A Massacre in Western Australia
Also on the 22nd. August 1931, the front page of the West Australian gave details of a massacre under the headline:
'Family Wiped Out, Seven Persons
Dead, Father’s Dreadful Act.'
The massacre had taken place in a three-roomed weatherboard house in Carlisle, a suburb of Perth, the previous day.
Roderick A. Davies, a 38-year-old carpenter, murdered his wife Dorothy and their children, Dulcie Rita, Robert Beveridge, Dorothy Lorna, Roderick Henry and Alfred Norman, aged between five months and 12 years, at their Carlisle home, before turning the gun on himself.
Details soon emerged of an alleged “death pact” between the husband and his 32 year old wife.
The story revealed that a neighbour, Samuel Knifton, had made the horrific discovery. On calling at the house in the morning, Mr Knifton found a note from Davies which read:
“Mr Knifton, open the door.”
Thinking that the note preceded some practical joke which his friend had arranged, Mr Knifton opened the door and walked into the living room. A horrifying sight met his eyes.
The couple were dead in the living room and the children, all wearing pyjamas, were found in two bedrooms. All were lying as if asleep, and there was no sign that any of them had struggled.
An empty medicine bottle and six letters, addressed to the police and to relatives, were found at the home, including one in which Davies confessed to the killings.
In one letter, Mrs Davies told her mother not to grieve:
"We are going to a better place.
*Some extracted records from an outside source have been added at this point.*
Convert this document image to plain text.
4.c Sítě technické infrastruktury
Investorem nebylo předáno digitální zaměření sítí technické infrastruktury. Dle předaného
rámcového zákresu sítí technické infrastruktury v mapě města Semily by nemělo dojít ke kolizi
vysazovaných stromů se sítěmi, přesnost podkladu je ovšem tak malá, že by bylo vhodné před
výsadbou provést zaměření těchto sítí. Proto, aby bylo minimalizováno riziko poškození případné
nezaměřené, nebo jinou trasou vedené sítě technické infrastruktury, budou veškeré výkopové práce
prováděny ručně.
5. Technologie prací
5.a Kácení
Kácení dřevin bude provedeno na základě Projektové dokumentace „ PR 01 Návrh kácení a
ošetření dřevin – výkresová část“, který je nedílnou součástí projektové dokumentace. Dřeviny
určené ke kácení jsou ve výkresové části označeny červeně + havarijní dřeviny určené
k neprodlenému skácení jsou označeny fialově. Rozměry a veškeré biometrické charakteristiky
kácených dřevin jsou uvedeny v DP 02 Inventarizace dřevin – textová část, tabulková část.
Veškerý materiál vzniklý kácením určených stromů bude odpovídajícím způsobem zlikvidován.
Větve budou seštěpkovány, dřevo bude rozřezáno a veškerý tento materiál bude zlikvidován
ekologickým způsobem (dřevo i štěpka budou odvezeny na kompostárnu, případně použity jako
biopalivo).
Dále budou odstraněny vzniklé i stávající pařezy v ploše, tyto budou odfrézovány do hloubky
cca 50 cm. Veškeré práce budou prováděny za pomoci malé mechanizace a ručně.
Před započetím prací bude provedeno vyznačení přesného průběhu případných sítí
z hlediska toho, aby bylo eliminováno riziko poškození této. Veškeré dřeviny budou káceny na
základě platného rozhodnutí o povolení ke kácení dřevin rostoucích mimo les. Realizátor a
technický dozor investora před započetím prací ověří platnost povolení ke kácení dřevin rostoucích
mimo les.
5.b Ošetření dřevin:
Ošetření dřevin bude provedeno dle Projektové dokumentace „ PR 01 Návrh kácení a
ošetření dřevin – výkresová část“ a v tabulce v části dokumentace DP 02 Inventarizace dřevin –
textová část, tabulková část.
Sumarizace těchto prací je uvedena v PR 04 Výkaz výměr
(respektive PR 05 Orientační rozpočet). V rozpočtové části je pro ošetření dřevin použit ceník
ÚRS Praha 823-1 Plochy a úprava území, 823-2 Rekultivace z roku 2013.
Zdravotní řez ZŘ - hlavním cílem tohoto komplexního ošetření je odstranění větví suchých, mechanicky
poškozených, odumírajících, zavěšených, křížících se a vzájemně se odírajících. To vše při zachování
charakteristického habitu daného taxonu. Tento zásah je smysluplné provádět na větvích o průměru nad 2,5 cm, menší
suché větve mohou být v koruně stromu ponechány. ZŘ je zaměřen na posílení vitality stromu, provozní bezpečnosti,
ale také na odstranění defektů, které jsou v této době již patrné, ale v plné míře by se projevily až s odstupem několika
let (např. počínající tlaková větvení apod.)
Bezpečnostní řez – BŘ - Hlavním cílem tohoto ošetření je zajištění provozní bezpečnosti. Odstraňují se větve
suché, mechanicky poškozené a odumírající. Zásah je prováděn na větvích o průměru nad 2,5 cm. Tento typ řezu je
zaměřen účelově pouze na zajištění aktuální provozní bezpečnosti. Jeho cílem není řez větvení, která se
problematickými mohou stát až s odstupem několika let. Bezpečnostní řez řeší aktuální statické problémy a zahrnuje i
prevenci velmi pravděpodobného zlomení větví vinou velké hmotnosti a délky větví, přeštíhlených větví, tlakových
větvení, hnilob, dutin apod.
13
I have
been writing under spiritual control for
months, and have known for a long time
that we would all be going on soon.
Do not grieve for me; I am so beautifully
happy.”
An inquest later found:
"Davies and his wife had embraced spiritualism
and, along with their eldest daughter, believed
that life was only a transient stage, and that death
held far more for them than life”.
Weeks before the shooting Davies had remarked to a friend:
“As life continues after death,
what is the use of struggling on.”
The inquest found:
"The dreadful tragedy was brought on by the
attempt of a man to study spiritualism when
he was not suited to study it.
He believed in a short road to an attractive
hereafter, and he had the mother, who aided
and abetted him, completely under his control”.
More than 1,000 people attended the family’s funeral in Subiaco, including 30 children from the Carlisle State School who acted as pallbearers.
Roderick Davies' sister Lorna later recalled that before the shooting, the eldest Davies’ son Robert, 12, told her:
“I’m not afraid to die.”
She dismissed the comment, and only after their deaths realised that the children were likely aware of what was going to happen.